During the summer of 2004, a couple of months after I completed my undergraduate program, I worked in five places.
My goal was to work in my field, which was working with animals or in any environmental project. But of course it wasn’t easy finding a good job; as I imagine it would happen to any recent graduates—especially in less traditional careers such as environmental geography.
Coming back from a trip to London and Italy, I started working in anything I would find: the kitchen of a nursing home, a daycare, an Italian restaurant and a Chinese restaurant…
It was a very interesting summer, on one hand I was in contact with both extremes of human life; newborns and elderly people and on the other hand, I was experiencing the reality of restaurant workers.
After quitting my job at the nursing home because it was too far from my home and after my contract at the daycare ended, I started job at the Chinese restaurant. There, I worked the evening shifts so I kept looking for a day job. I was in charge of the bar, telephone and the cash register. Except for the waitresses, I was the only non-Chinese. They treated me very well and told me I could eat whatever I wanted. However, despite all the food I ate, I worked so hard that I think I actually lost weight instead of gaining some.
In the middle of the same summer, I was hired by a big pet shop specializing in birds.
The owner was an Italian man, he was friendly but had a horrible personality; he would yell non-stop at his employee who has been working for him for a decade. She was a very experienced worker and she carried out the business only when the owner was away, which thankfully happened frequently, so she had a little bit of peace.
She was very nice to me; she taught me a lot of things and told me a lot about her life. Her dedication to animals never ceased to amaze me.
I promised her that once the owner started yelling at me, I would hand him my keys and quit on the spot, since I didn’t see why I should endure his unjustified yelling. Luckily, it wasn’t necessary because at the end of the first month, I decided to quit my two jobs and travel during six months in Argentina.

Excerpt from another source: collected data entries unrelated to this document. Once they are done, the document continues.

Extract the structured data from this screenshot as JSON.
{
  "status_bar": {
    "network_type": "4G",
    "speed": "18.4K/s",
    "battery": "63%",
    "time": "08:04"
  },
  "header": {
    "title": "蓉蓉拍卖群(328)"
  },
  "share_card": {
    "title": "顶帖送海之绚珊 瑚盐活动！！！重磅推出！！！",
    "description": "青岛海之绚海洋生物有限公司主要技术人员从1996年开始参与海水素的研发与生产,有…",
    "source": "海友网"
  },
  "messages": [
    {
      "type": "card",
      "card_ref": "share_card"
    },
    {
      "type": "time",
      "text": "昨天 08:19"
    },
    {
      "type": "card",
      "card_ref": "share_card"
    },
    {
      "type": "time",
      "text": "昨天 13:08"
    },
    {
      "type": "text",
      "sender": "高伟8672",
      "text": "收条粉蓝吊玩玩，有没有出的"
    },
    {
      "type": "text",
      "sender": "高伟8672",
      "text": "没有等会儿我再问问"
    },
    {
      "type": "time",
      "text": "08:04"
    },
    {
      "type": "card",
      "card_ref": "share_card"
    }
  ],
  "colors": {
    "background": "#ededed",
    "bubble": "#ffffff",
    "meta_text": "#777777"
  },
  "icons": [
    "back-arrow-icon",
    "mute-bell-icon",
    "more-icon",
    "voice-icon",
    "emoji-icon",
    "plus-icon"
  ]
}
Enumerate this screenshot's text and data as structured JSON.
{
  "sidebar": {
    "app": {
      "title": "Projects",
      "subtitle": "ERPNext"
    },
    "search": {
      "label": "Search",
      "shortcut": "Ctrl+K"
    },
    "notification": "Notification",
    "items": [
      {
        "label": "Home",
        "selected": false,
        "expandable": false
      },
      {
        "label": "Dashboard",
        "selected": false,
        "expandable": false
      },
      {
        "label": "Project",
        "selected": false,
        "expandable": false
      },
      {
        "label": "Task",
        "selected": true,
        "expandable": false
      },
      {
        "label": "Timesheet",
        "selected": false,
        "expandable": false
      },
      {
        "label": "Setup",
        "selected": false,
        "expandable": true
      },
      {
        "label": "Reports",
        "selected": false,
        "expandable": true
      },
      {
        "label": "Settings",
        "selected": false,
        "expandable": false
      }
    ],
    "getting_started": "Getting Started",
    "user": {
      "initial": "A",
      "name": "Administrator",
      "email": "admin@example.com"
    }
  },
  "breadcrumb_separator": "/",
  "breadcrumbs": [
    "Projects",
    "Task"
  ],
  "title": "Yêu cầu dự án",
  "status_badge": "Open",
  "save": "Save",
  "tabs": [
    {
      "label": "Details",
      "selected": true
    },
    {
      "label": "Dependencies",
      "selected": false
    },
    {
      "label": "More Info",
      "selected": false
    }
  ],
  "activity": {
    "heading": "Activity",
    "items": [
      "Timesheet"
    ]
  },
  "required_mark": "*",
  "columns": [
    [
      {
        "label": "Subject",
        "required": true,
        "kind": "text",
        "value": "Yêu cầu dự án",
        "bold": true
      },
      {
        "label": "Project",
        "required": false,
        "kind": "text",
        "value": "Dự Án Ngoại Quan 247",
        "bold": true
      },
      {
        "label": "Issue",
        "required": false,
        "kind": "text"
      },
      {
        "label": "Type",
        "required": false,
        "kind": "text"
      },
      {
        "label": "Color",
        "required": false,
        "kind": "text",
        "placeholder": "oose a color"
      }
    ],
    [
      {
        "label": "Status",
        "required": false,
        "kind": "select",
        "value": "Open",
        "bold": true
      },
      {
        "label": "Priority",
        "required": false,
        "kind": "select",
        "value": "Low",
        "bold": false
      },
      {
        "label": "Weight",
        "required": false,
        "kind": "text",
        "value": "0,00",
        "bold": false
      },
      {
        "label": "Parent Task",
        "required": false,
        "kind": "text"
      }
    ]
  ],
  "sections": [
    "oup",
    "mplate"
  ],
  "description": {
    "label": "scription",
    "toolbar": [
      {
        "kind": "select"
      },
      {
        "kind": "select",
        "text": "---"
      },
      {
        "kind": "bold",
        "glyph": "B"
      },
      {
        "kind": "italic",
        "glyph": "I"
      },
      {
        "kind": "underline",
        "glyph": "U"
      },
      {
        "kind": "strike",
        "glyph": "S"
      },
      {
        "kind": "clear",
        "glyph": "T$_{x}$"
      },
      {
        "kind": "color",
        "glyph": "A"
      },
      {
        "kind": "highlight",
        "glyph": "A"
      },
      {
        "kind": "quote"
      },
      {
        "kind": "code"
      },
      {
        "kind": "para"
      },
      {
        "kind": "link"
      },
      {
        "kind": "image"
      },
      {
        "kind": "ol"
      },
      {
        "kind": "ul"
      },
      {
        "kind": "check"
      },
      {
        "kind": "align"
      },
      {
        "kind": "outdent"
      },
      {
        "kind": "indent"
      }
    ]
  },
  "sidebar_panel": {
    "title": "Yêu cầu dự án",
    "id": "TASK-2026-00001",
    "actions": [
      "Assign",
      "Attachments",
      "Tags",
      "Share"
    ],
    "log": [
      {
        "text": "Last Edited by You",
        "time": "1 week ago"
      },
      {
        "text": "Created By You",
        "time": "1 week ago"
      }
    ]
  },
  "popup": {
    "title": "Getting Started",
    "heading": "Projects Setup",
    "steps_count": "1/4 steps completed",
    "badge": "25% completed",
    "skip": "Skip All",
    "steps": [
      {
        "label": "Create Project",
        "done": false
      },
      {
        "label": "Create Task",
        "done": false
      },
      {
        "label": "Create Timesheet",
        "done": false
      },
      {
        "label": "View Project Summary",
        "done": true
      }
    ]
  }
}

The pet store had nearly 2,000 birds, cats, reptiles, fish and ferrets. I had to clean and feed all of them three to four times a week while I was working there. After that I had to go back home, take a shower to get rid of the feathers and the seeds in my hair and then head to the restaurant to work until the end of the day. It was quite a busy period.
When I arrived at work, I took my favorite animal out of its cage. It was a young Goffin’s cockatoo that looked like a baby it would have itself. Hence, with this name I decided to name it my Baby during that month.
These pink parrots are characterized by their fondness of people, and this one was no exception.
He liked when people scratched his neck so much that I had the impression that he could spend all day being petted, to the point of even forgetting to eat and drink water.
That’s why I put him back in his cage once in a while so that he could eat! Since he had the feathers of his wings trimmed in order to keep him from flying around the place, he was used to hopping along the aisles while looking for me and jumping on my shadow whenever he saw me
And that is how I cleaned the other cages, with Baby on my shadow. There were other animals as well: macaws born in captivity and that were sold in no time despite their high price, ferrets that loved when I got them out of their cages and played with them. There were also terrariums with emperor scorpions in them.
They were of a deep black color and carried their white babies on their shoulders;
I had to handle them with salad tweezers. I remember an unforgettable goldfish (it’s the name of the species but the one I am talking about was black with protruding eyes) that loved to be petted and that would swim between my fingers.
When I decided to quit, I seriously considered buying Baby, since we loved each other so much. However, considering the fact that I was about to travel and he costed so much stopped me from leaving with him (he cost as much as my ticket for Argentina!). I think it was the right decision to not buy him; with my life of traveling, I am not always home and it would have been very difficult to accept, and of course it cost me tears and tears when I left.
The following weeks, there was a parrot exhibition, considering Canada’s big business of breeding these birds in captivity—and the pet shop where I worked had my cockatoo.
With great joy, I came back to see him and met the young couple who would buy him. I do hope that they have been able to appreciate the value of the animal they were adopting and that they dedicated thousands of hours for the neck-scratching he liked so much.